I didn't know what it meant.  But I knew I was really sick. 

I called another doctor, and he said that I needed to be seen immediately. 

My husband was off work by then, and drove me to his office.  I checked in, and they called me back right away. 

How long has the bleeding been going on?  How long have you been on birth control?  Are you sexually active?  Did you take a pregnancy test before taking the birth control?

No. 

He sent me straight to the hospital to do a pregnancy test. 

The results were inconclusive. 

What does that mean?

That means you’re not pregnant now. 

Was I pregnant? 

The numbers aren’t such that we can confirm you were pregnant. 

So I wasn’t pregnant?

We can’t confirm that either. 

They did what they called a pharmaceutical DNC, and gave me lots and lots of iron pills and pain pills and other things to get me through the next few days.  I did eventually stop bleeding, right about the time the questions started swirling in my brain. 
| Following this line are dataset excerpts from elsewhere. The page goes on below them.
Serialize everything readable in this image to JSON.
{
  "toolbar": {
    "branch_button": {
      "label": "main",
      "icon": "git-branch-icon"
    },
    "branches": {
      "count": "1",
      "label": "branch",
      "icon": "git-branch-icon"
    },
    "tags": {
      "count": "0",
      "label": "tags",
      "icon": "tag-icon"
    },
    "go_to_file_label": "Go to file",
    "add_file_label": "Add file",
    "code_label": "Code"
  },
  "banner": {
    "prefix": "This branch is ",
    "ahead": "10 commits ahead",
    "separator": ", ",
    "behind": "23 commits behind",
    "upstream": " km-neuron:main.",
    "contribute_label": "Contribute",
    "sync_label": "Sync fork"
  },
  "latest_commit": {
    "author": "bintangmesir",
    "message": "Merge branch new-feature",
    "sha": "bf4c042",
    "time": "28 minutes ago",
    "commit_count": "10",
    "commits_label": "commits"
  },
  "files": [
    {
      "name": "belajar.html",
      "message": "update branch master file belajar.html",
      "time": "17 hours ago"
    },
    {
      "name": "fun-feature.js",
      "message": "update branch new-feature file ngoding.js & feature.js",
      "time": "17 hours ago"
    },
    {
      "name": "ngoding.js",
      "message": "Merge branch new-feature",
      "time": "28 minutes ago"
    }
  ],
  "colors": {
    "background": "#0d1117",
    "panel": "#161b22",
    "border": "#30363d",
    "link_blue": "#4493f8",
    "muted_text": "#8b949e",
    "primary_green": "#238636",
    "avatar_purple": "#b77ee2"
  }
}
Did I have a miscarriage? 

Did I deliver a baby in the bathroom of my parent’s house? 

No one seemed to be able to answer those questions. 

For almost eight years, I have wondered and agonized over those questions. 

And I have no answer. 

How do you grieve the loss of a child that you aren't sure ever existed? 

How do you forgive yourself for contributing to the murder of an innocent baby if you aren't sure it ever happened? 

I wanted someone to tell me.  I wanted someone to give me 100% assurance that I was or wasn't pregnant.  But no one could.  Or, maybe no one wanted to. 

There’s so much I don’t know.

But I do know this. 

My God loves me, and my God has the power to redeem even the most awful parts of my life. 

Nine months ago, God seared the faces of two little girls into my heart.  He softened the callous, insensitive corners of my soul and I cried out to Him in anguish as I grieved the loss of innocence, as I grieved the pain and suffering those two girls were being forced to endure. 

And over the last eight months, God has called my husband and me to be their parents. 

About four months ago, I realized that God was working big things in our lives, and I wanted to write it down.  I wanted to be able to set up a memorial that would remind me of all the little but yet so big ways God was actively forming and shaping our lives to take on this huge and awesome responsibility.  As I did so, I was stunned and awed when I realized that my “miscarriage-or-not” was about 9 months before the births of those two little girls.  They would be the same age as the child I may or may not have had. 

I could not grieve the loss of a child I did not know existed. 

But God gave me the opportunity to grieve anyways, this time for two little girls who were definitely alive and who definitely needed a mommy and a daddy. 

And not only has God given me the opportunity to grieve, but I believe that in His unfathomable goodness, He will give me a time to dance. 

Ecclesiastes 3:1-4 says, “There is a time for everything, a season for every activity under heaven. A time to be born and a time to die.  A time to plant and a time to harvest.  A time to kill and a time to heal.  A time to tear down and a time to rebuild.  A time to cry and a time to laugh.  A time to grieve and a time to dance.” 

I do not deserve God’s forgiveness.  I do not deserve to be a mother.  I put my life and my plans ahead of the safety and well being of a child whose existence I didn't have time to contemplate.  But God forgave me anyways.  And God gave me children anyways, first two boys that have captured my heart and now two girls who will teach me how to find joy and redemption.  Two girls who will teach me how to dance. 

Let me leave you with the words of Psalm 107: 1-2, 41-43:

“Give thanks to the LORD, for he is good!  His faithful love endures forever.  Has the LORD redeemed you?  Then speak out!  Tell others he has saved you from your enemies…he rescues the poor from their distress and increases their families like vast flocks of sheep.  The godly will see these things and be glad…Those who are wise will take all this to heart; they will see in our history the faithful love of the LORD.”